A spokesperson from USS told RI that it would not be appropriate for it to comment on the legal proceedings.
According to the campaigners, the USS constitution is such that there is no mechanism for members or employers to remove directors. Therefore, they say the legal route is the only means open to hold them to account.
The beneficiaries’ case also includes the group’s CEO, Bill Galvin, who is classified as a ‘shadow director’, since he is not technically on the board. The members, however, accuse him of being “responsible for many of the failings” at the fund.
A fundraising website for the legal action has already attracted £55,855 from 1,562 pledgers, just £4,145 off their target.
The academics are being represented by David Grant at Outer Temple Chamber.
McGaughey told RI: “We want to reach a positive outcome, because everyone's money should be used for good. Sustainable social security, democratically governed, for a living planet. We're confident that these are the values that the vast majority of people at work in universities support, and we call upon the managers of USS to do their job, and change.”
RI understands that it could take up to a month for the High Court to give permission for their case to be reviewed and granted permission to proceed to trial.
The issue of divestment has once again risen up the agenda of investors. Last week saw a flurry of announcement from French financial giants and pension funds ahead of COP26 in Glasgow this week.
On Friday, for instance, French public pension scheme Ircantec announced it would start to exclude fossil fuel companies refusing to adopt sectorial best practices, such as those without 2030 thermal coal phase out plans and those who “continue to exploit unconventional oil and gas reserves”. The €11bn fund said that divestments formed part of its plan to align its portfolio with a 1.5°C scenario.
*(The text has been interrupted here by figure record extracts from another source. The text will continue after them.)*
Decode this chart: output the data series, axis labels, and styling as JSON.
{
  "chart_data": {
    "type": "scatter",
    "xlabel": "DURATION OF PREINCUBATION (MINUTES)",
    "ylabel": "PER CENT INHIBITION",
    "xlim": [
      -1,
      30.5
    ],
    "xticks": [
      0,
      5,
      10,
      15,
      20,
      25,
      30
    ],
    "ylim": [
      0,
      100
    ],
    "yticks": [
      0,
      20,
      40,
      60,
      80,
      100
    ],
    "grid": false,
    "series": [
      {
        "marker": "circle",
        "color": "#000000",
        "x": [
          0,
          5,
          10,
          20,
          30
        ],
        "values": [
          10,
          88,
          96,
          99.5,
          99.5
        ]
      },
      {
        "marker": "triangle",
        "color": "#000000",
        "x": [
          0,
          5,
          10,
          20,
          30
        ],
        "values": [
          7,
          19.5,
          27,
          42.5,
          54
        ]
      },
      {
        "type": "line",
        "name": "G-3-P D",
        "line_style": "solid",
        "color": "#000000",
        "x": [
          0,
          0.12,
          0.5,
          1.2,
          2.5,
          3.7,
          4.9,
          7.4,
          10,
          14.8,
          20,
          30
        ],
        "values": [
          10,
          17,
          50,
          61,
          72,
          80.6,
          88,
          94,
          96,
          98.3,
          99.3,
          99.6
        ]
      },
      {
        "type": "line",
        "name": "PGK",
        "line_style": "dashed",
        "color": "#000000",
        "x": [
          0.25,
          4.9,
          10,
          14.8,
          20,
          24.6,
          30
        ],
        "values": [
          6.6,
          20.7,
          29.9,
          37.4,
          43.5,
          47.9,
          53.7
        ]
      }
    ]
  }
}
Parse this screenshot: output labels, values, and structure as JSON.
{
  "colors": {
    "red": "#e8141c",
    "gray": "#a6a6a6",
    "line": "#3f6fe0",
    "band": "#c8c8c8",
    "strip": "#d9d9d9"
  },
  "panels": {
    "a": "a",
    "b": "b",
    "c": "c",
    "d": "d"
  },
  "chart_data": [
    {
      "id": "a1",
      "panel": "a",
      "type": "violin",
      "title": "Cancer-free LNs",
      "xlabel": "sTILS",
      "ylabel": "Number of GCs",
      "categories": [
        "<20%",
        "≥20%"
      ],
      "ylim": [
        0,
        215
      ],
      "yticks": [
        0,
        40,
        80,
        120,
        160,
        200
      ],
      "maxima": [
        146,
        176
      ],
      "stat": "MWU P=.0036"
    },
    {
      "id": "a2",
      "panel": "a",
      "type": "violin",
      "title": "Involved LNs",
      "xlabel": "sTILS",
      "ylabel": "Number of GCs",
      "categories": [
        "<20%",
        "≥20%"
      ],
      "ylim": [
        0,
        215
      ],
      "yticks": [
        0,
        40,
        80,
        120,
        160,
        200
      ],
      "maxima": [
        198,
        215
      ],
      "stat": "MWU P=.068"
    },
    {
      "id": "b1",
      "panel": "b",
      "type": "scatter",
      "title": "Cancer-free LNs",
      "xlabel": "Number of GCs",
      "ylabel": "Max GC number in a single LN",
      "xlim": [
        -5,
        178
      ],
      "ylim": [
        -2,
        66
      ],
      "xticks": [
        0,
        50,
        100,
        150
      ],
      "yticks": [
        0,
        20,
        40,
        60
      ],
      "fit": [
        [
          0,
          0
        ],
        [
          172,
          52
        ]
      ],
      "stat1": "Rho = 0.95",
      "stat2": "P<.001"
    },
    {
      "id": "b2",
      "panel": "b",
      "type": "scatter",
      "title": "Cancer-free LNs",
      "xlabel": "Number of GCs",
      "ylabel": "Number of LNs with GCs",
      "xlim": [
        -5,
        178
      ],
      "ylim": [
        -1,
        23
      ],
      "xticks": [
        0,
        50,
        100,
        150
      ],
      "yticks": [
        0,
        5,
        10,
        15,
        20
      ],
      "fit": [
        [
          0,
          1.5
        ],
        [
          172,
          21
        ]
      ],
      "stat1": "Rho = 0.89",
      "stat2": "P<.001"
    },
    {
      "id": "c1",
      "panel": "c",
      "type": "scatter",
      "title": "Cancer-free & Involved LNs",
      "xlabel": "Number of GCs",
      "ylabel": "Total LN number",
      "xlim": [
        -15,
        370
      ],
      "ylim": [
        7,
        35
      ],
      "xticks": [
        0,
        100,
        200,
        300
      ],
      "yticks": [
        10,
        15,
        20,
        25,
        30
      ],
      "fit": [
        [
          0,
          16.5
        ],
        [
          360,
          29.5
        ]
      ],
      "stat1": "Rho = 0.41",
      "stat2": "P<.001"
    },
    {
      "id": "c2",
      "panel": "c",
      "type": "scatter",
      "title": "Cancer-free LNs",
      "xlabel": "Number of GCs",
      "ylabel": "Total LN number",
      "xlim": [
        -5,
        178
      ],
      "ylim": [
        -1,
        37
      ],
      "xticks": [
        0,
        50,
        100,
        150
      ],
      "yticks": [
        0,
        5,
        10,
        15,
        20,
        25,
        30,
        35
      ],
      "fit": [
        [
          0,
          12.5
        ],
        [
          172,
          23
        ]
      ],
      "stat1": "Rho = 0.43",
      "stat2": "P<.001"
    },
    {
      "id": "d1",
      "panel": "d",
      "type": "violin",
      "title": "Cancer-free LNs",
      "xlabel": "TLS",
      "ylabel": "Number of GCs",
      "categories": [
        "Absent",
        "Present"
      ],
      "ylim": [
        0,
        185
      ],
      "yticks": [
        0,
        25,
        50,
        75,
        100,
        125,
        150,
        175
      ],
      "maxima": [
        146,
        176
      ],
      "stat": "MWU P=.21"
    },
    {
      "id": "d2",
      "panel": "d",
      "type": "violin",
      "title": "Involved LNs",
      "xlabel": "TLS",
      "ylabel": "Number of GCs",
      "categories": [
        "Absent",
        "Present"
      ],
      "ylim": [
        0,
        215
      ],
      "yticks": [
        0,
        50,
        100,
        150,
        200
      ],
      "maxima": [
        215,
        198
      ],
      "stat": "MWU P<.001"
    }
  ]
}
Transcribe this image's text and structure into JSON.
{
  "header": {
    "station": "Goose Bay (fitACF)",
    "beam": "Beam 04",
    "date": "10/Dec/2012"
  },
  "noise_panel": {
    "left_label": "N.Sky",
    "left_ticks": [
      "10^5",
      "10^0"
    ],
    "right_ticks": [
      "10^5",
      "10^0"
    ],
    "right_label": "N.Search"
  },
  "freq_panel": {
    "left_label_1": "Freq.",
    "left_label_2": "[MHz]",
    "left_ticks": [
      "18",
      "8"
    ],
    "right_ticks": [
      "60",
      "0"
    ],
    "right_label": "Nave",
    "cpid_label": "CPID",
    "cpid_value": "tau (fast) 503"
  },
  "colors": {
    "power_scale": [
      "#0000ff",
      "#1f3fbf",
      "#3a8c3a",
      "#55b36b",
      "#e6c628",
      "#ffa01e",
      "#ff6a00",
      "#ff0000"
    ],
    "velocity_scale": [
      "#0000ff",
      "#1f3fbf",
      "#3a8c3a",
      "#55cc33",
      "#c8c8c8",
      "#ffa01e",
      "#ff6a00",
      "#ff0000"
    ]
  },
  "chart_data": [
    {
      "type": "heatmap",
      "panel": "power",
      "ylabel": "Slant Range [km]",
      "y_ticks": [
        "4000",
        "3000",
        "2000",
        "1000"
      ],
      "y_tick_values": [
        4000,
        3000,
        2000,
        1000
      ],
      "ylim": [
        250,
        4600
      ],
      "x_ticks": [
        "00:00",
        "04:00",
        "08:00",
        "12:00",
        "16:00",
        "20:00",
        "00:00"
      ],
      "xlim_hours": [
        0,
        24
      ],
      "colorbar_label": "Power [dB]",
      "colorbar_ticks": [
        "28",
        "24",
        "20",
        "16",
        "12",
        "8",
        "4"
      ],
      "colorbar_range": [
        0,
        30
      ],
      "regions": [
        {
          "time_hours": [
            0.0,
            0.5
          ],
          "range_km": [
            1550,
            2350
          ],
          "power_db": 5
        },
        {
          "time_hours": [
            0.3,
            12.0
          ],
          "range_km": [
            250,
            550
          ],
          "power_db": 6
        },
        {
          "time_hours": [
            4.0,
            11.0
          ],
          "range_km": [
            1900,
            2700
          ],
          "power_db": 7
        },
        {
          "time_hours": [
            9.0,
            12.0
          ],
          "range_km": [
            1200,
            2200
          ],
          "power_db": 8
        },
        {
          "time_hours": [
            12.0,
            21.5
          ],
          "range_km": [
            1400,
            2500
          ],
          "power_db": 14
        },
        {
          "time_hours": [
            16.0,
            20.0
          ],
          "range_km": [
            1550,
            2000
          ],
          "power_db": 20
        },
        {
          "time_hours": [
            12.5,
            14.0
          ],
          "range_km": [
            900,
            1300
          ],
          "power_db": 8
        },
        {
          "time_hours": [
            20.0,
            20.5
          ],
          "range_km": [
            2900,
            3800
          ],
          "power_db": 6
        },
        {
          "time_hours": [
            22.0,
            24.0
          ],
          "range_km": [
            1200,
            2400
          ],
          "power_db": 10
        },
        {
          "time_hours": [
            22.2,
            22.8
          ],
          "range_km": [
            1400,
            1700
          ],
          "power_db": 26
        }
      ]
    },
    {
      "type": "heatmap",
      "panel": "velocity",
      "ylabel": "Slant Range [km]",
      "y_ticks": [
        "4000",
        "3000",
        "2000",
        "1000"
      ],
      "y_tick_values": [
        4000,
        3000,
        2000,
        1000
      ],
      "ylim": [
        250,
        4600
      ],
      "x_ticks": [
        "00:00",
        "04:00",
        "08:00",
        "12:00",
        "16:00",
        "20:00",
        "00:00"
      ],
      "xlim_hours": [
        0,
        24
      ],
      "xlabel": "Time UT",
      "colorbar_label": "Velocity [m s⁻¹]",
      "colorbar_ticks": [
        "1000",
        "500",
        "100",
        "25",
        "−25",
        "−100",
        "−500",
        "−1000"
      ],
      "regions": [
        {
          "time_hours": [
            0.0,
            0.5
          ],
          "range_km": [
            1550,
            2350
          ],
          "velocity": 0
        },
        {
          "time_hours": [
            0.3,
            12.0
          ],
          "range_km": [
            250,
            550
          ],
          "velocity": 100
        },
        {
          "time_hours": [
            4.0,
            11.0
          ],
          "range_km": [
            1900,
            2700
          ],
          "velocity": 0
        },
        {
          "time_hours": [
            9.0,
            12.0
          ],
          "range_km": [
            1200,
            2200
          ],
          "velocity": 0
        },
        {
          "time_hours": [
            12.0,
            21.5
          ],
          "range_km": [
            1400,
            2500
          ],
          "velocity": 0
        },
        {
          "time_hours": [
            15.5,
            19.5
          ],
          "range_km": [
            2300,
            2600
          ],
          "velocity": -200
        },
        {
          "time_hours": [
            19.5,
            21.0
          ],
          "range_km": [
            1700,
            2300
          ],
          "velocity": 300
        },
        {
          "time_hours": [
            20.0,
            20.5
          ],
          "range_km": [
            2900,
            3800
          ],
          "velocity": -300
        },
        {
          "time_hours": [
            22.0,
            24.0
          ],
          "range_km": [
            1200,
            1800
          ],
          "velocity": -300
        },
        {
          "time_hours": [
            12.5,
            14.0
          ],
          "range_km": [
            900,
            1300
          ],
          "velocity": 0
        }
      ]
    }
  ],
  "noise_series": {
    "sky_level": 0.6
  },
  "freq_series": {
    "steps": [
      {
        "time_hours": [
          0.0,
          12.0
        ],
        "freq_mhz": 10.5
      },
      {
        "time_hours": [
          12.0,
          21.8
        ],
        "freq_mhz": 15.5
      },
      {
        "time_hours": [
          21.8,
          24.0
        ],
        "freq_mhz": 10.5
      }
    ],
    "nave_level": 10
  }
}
On the same day, French insurance giant Axa revealed that it too had strengthened its oil & gas exclusions with a focus on “unconventional activities and new greenfield explorations”. NGO Reclaim Finance, acknowledged that Axa was the first major insurer to adopt an oil and gas policy but estimated that the new policy covers “43.5% of currently planned oil and gas expansion and allows AXA to continue insuring 56.5% of planned oil and gas expansion”.
Earlier in the week, Caisse des Dépôts, the French government investment fund, said that it would “accelerate” its oil & gas exclusion policy for listed companies without credible climate risk strategies, focusing on “objective” areas such as capital expenditure and 1.5°C alignment. The investment arm of the French state also said that it plans to maintain a “minority stake in a limited number of companies in this sector” in order to continue to engage with them.
The six largest French banks, including Crédit Agricole, announced in October through the French Banking Federation that they would no longer finance, as of 2022, companies and projects whose share of “unconventional hydrocarbons in exploration and production (shale oil, shale gas and oil sands) would be greater than 30% of their activity”.